Father, Daughters and Nurse by Thomas Martin Easterly, ca. 1850s
This somber image is as important for what it leaves out as for what it shows. The conspicuous absence of the man’s wife and the children’s mother and the inclusion of the elderly mammy suggest the latter’s role as caregiver to the family and hence her inclusion in the family portrait.
Despite the responsibility of her position, this woman was probably a slave. Her emotional separation from the family is emphasized in the group’s body language: the girls lean toward their corpulent father, while the small, old woman sits just beside the small child’s chair, her crossed hands in her lap revealing multiple rings that hint at familial connections of her own.
A sometime calligrapher and writing teacher, Vermont-born Thomas Easterly learned the daguerreotype process in New York between 1841 and 1844, possibly from Charles and Richard Meade. In 1844 Easterly sailed from New York City to New Orleans, where he made photographs before returning to Vermont the following year. He did not remain for long: by October, he had entered into a daguerreotype studio partnership in Iowa. He and his partner operated as traveling photographers working throughout Iowa and Missouri for several years. Some scholars have credited Easterly with making the first photographs of Plains Indians.

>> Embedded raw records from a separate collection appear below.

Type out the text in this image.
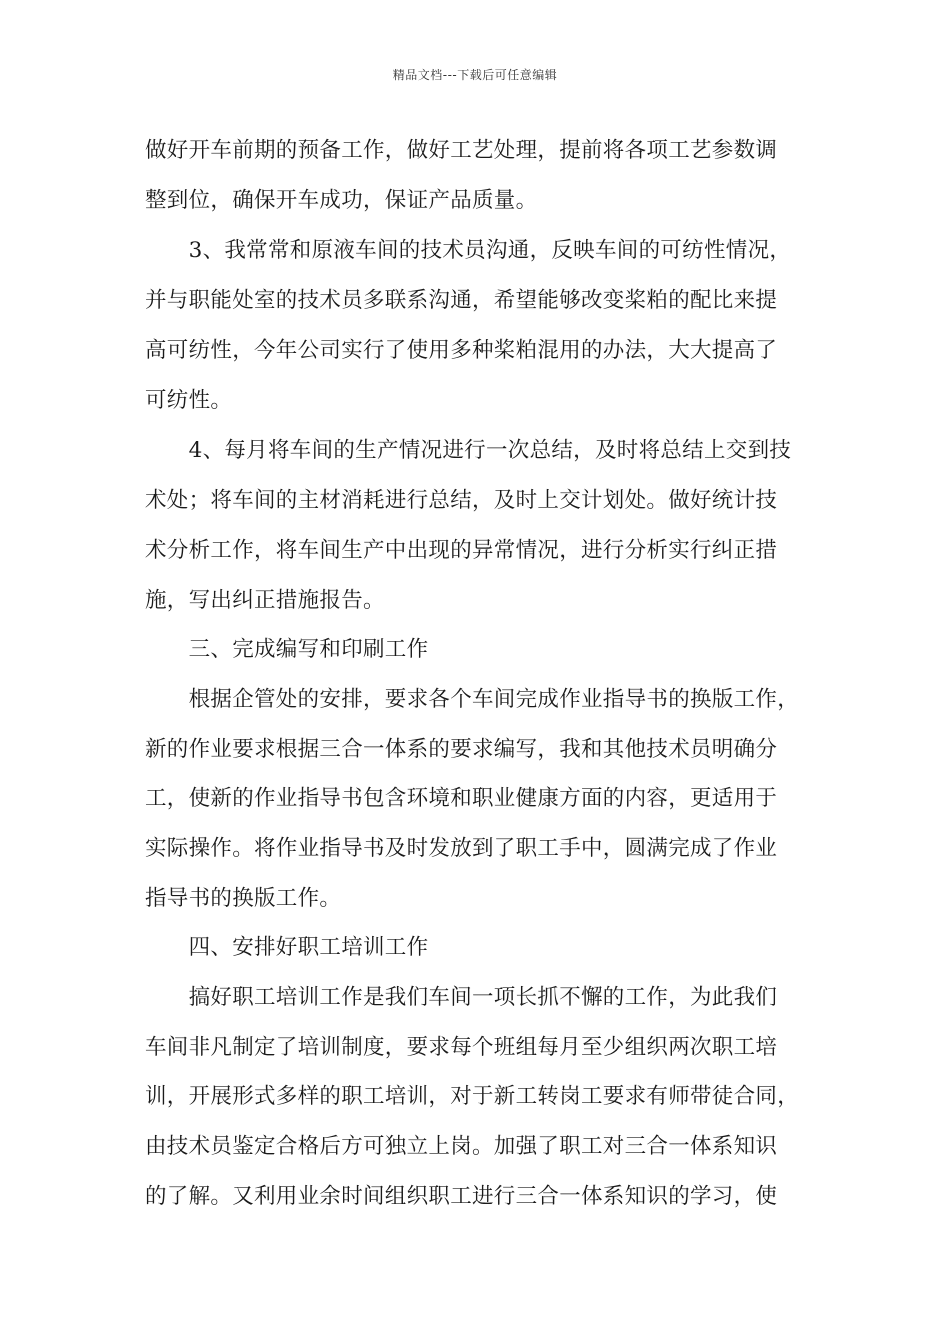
精品文档---下载后可任意编辑
做好开车前期的预备工作，做好工艺处理，提前将各项工艺参数调
整到位，确保开车成功，保证产品质量。
　　3、我常常和原液车间的技术员沟通，反映车间的可纺性情况，
并与职能处室的技术员多联系沟通，希望能够改变桨粕的配比来提
高可纺性，今年公司实行了使用多种桨粕混用的办法，大大提高了
可纺性。
　　4、每月将车间的生产情况进行一次总结，及时将总结上交到技
术处；将车间的主材消耗进行总结，及时上交计划处。做好统计技
术分析工作，将车间生产中出现的异常情况，进行分析实行纠正措
施，写出纠正措施报告。
　　三、完成编写和印刷工作
　　根据企管处的安排，要求各个车间完成作业指导书的换版工作，
新的作业要求根据三合一体系的要求编写，我和其他技术员明确分
工，使新的作业指导书包含环境和职业健康方面的内容，更适用于
实际操作。将作业指导书及时发放到了职工手中，圆满完成了作业
指导书的换版工作。
　　四、安排好职工培训工作
　　搞好职工培训工作是我们车间一项长抓不懈的工作，为此我们
车间非凡制定了培训制度，要求每个班组每月至少组织两次职工培
训，开展形式多样的职工培训，对于新工转岗工要求有师带徒合同，
由技术员鉴定合格后方可独立上岗。加强了职工对三合一体系知识
的了解。又利用业余时间组织职工进行三合一体系知识的学习，使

After the dissolution of the partnership, Easterly moved to Saint Louis and took over a studio in 1848. He had a successful career for ten years, but his loyalty to the daguerreotype process after the introduction of the ambrotype, tintype, and paper photograph processes caused his business to falter. By 1860 Easterly had begun to sell farm implements in addition to continuing his daguerreotype practice.